Witam,
Mam problem z którym nie potrafie sobie poradzić. Mianowicie..od 7 lat znam sie z pewnym chlopakiem. Przez ostatni rok nasze stosunki bardzo sie zacisnily, czesto sie spotykalismy, rozmawialismy ale TYLKO jako przyjaciele, koledzy. Kazde z nas mialo swoja druga polowke, nas laczyla tylko swego rodzaju przyjazn. Nie dawno jednak ja rozstalam sie z chlopakiem, Pan X(umowmy sie, ze tak bede go nazywala) jest od 3 miesiecy z pewna dziewczyna. Pewnego dnia doszlo miedzy nami do czegos, niby nic takiego ale znaczaco sie do siebie zblizylismy.

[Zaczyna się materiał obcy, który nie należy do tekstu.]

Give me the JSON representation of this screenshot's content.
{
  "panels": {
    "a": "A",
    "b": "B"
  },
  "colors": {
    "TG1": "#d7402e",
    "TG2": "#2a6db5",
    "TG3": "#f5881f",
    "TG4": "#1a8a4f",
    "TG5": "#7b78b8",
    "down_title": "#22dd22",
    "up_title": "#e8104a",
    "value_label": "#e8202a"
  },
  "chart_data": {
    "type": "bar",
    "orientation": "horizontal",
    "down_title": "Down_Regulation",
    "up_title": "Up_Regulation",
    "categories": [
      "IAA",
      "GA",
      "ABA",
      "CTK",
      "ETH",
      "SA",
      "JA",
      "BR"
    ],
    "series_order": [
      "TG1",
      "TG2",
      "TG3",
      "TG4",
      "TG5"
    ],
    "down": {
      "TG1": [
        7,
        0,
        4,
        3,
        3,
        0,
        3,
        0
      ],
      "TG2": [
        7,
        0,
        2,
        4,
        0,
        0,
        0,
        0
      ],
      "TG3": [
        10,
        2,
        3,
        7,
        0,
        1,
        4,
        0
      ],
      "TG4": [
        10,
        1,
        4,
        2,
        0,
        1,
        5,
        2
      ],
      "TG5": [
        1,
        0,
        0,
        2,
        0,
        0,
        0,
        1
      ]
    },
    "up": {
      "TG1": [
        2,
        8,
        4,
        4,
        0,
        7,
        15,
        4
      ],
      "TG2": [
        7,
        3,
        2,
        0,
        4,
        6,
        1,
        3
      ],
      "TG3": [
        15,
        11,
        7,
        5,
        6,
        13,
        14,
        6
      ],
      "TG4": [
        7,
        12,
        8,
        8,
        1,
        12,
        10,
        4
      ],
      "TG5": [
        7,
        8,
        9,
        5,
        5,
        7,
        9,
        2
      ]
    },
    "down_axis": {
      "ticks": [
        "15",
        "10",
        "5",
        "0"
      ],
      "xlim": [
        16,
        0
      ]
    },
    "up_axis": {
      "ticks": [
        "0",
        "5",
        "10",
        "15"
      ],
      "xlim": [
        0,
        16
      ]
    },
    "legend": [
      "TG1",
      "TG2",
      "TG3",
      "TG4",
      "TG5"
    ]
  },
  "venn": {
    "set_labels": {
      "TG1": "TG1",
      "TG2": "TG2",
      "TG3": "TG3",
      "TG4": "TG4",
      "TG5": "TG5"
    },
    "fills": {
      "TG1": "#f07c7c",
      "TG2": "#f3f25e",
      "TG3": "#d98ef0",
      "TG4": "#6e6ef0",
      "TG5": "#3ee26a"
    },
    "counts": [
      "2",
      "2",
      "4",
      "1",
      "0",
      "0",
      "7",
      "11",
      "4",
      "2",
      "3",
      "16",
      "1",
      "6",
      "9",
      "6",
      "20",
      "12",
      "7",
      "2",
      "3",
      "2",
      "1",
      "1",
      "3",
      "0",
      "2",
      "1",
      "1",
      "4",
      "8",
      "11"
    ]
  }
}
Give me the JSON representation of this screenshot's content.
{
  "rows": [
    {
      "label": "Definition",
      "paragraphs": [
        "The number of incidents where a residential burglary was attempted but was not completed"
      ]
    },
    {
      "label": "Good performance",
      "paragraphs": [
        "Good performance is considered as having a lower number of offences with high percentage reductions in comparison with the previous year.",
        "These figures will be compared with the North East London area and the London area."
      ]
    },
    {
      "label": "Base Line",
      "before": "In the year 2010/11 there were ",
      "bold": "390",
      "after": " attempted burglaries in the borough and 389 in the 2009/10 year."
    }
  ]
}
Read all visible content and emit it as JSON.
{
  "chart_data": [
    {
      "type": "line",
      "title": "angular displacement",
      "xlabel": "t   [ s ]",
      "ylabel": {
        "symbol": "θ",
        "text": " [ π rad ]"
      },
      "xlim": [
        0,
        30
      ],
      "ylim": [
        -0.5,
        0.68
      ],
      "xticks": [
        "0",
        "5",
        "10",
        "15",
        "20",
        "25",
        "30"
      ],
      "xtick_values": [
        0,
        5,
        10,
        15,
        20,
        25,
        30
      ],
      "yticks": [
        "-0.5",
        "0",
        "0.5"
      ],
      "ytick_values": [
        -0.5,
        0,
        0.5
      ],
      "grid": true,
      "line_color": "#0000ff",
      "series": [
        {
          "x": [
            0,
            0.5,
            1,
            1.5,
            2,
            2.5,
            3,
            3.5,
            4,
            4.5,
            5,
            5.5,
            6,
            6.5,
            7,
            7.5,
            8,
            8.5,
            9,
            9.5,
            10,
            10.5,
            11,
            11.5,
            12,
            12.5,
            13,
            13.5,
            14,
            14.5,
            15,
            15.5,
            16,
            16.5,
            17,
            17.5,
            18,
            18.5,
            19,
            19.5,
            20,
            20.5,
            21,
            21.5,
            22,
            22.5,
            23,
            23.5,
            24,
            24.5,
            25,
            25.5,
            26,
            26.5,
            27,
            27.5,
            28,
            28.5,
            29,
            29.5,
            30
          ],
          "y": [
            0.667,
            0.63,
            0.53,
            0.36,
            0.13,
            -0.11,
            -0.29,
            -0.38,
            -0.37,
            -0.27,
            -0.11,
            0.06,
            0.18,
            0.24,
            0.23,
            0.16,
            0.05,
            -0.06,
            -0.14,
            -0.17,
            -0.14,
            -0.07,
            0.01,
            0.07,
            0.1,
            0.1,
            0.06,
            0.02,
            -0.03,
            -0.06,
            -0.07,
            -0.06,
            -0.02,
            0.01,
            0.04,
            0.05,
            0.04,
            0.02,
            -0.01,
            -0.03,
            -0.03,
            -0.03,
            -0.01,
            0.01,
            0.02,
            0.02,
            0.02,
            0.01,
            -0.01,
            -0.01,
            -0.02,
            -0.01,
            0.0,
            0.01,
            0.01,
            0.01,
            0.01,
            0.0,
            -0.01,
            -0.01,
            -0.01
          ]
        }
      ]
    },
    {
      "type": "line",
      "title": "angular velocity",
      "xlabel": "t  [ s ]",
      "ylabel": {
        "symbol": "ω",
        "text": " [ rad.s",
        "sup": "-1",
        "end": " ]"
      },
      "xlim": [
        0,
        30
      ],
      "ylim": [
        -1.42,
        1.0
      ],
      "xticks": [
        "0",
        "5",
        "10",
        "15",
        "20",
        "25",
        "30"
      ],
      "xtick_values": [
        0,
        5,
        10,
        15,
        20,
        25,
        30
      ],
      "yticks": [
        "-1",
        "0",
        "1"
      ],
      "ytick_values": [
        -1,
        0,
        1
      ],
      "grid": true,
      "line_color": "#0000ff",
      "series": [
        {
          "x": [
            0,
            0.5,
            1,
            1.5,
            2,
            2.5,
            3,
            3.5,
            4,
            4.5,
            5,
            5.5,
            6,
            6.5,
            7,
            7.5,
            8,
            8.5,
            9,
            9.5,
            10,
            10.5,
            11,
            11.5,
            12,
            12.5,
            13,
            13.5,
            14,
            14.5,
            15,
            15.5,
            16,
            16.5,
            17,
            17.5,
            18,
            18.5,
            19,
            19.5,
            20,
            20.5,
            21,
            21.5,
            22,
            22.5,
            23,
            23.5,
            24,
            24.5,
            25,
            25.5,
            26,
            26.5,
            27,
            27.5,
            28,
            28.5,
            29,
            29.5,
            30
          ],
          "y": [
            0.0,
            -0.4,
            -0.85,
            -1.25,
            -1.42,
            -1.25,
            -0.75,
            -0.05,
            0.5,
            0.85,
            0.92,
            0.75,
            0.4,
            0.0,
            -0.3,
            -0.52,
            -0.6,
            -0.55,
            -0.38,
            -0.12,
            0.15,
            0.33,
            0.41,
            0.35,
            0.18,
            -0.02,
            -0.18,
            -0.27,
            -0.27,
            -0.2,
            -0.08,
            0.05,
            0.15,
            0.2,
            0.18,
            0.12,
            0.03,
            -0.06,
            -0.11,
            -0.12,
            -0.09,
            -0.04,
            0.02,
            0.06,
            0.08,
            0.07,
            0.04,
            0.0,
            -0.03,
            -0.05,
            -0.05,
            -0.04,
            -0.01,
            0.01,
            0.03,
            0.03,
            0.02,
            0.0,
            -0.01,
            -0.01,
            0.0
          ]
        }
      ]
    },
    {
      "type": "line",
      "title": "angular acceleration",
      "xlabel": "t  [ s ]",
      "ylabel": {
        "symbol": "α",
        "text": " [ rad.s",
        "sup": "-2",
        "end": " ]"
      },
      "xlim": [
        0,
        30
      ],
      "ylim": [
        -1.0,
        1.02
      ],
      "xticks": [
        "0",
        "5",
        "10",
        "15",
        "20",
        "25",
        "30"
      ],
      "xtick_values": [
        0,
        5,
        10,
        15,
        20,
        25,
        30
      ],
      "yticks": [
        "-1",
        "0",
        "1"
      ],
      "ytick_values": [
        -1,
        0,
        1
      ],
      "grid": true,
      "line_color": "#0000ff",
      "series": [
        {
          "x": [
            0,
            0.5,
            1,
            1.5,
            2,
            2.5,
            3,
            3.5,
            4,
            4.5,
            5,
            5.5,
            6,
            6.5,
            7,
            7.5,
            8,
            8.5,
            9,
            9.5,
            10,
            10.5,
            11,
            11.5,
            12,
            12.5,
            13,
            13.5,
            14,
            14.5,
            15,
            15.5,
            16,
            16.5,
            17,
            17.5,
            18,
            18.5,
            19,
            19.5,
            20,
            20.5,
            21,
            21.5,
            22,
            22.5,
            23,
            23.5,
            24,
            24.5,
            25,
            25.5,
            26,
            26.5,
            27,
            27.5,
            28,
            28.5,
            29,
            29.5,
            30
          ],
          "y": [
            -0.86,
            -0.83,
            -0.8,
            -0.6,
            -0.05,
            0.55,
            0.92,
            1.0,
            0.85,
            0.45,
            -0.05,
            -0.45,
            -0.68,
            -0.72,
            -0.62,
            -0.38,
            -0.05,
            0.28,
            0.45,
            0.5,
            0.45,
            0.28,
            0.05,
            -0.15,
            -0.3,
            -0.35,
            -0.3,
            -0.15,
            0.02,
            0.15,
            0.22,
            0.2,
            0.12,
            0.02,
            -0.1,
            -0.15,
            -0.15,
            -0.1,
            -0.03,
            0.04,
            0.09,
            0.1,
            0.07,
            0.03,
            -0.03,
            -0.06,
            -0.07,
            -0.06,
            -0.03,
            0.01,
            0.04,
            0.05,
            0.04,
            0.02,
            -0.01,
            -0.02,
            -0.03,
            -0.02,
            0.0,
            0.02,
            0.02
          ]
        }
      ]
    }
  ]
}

Od tej pory zaczelismy sie jeszcze czesciej spotykac, podczas owych spotkan zachpwujemy sie jak para, calujemy sie. przytulamy. Przeszkadza mi jednak to ze jest on nadal ze swoja dziewczyna, a sytuacja miedzy nami trwa juz ponad miesiac. On tweirdzi ze nic do tamtej dziewczyny nie czuje, ze chce byc ze mna, ale nie hcce jej ranic i czeka na odpowiedni moment by to zakonczyc. Poprosil mnie bym troche czasu mu dala, ze na pewno to zalatwi..ja jednak nie wiem czy ma to jakis sens. Bardzo mi na nim zalezy,wiele razy mowilam mu juz ze powinnismy zakonczyc nasza znajomosc, jednak po jakims czasie zaczynalam tesknic i ulegalam. On tez nie dawal za wygrana, pisal do mnie, prosil..mowil ze zalezy. Nie jest to przypadkowo ppoznany chlopak, znamy sie tak jak wyzej napisalam juz ponad 7 lat..
Myslicie, ze powinnam na niego poczekac i dac mu szanse? Czy moze czym predzej zakonczyc znajomosc i o nim zapomniec- co bedzie pewnie strasznie trudne...pomozcie Kobiety! :)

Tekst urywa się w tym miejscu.